Customers don't experience channels, departments, or handoffs. They experience moments. The best organizations recognize that and build teams that reflect how customers actually experience the brand. Instead of passing work from one function to the next, they solve problems together from the start. That's where better customer experiences—and better business results—begin.

Enter the Customer Pod

If customers don't experience your organization in departments, why are we still organizing work that way? Imagine replacing handoffs, approval chains, and siloed priorities with a small, cross-functional customer pod. Marketing, Creative, UX, Product, Merchandising, Engineering, Customer Service, and Data working together with one shared mission: solve a real customer problem. Not launch a campaign. Not redesign a page. Not hit an email metric. Just, solve the problem.

When the right people are in the room from the beginning, approvals shrink, handoffs disappear, decisions happen faster, and the work gets better because everyone who shapes the customer experience is solving it together. Functional leaders still develop their teams and disciplines, but the pod owns the customer problem. And that's the shift. Customers don't care about your org charts, your approval processes, or your RACI matrix. They care whether you made their lives better.

A Pod Needs One Way of Working

A customer pod is not another meeting, committee, or duplicate workflow. It is the workflow. A small, cross-functional team from Marketing, Creative, UX, Product, Merchandising, Engineering, Customer Service, and Data comes together around one mission: solve a real customer problem. The pod has one shared backlog, one cadence, and one way of working. Just as importantly, every pod has one leader. Without one, the pod quickly becomes a committee.
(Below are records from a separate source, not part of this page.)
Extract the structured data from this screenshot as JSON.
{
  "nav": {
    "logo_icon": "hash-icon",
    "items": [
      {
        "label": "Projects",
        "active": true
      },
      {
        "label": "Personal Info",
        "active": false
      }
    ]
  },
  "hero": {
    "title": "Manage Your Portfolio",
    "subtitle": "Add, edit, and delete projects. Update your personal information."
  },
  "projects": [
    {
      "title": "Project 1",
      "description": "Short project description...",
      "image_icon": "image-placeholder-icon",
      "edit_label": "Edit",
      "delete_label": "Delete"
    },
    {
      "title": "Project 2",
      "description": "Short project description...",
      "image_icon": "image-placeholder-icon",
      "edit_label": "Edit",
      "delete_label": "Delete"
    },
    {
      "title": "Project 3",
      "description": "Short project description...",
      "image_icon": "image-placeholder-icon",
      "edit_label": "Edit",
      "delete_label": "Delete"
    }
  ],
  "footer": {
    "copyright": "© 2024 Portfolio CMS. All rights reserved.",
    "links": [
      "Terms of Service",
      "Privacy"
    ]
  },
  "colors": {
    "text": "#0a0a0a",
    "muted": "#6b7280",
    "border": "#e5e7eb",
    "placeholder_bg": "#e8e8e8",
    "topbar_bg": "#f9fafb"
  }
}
The pod leader isn't another approver—they're the quarterback. They facilitate daily standups, align priorities, make decisions, remove roadblocks, maintain momentum, and ensure the team never loses sight of the customer outcome. Functional leaders continue developing their teams and disciplines, but the pod leader owns the work.

That doesn't mean the pod operates in isolation. Executives still receive regular shareouts. Functional leaders still provide coaching and expertise. And when the pod needs a blocker removed, the right leaders step in to help—not to create another approval gate. The pod commits to its rituals, trusts the people closest to the customer to make decisions, and keeps the work moving. That's what makes pods different. They're not another layer of process. They're the process.

The Real Competitive Advantage

Customers never experience your org chart. They experience the way your organization works. The companies that win won't have the best organizational structures. They'll have the best operating models.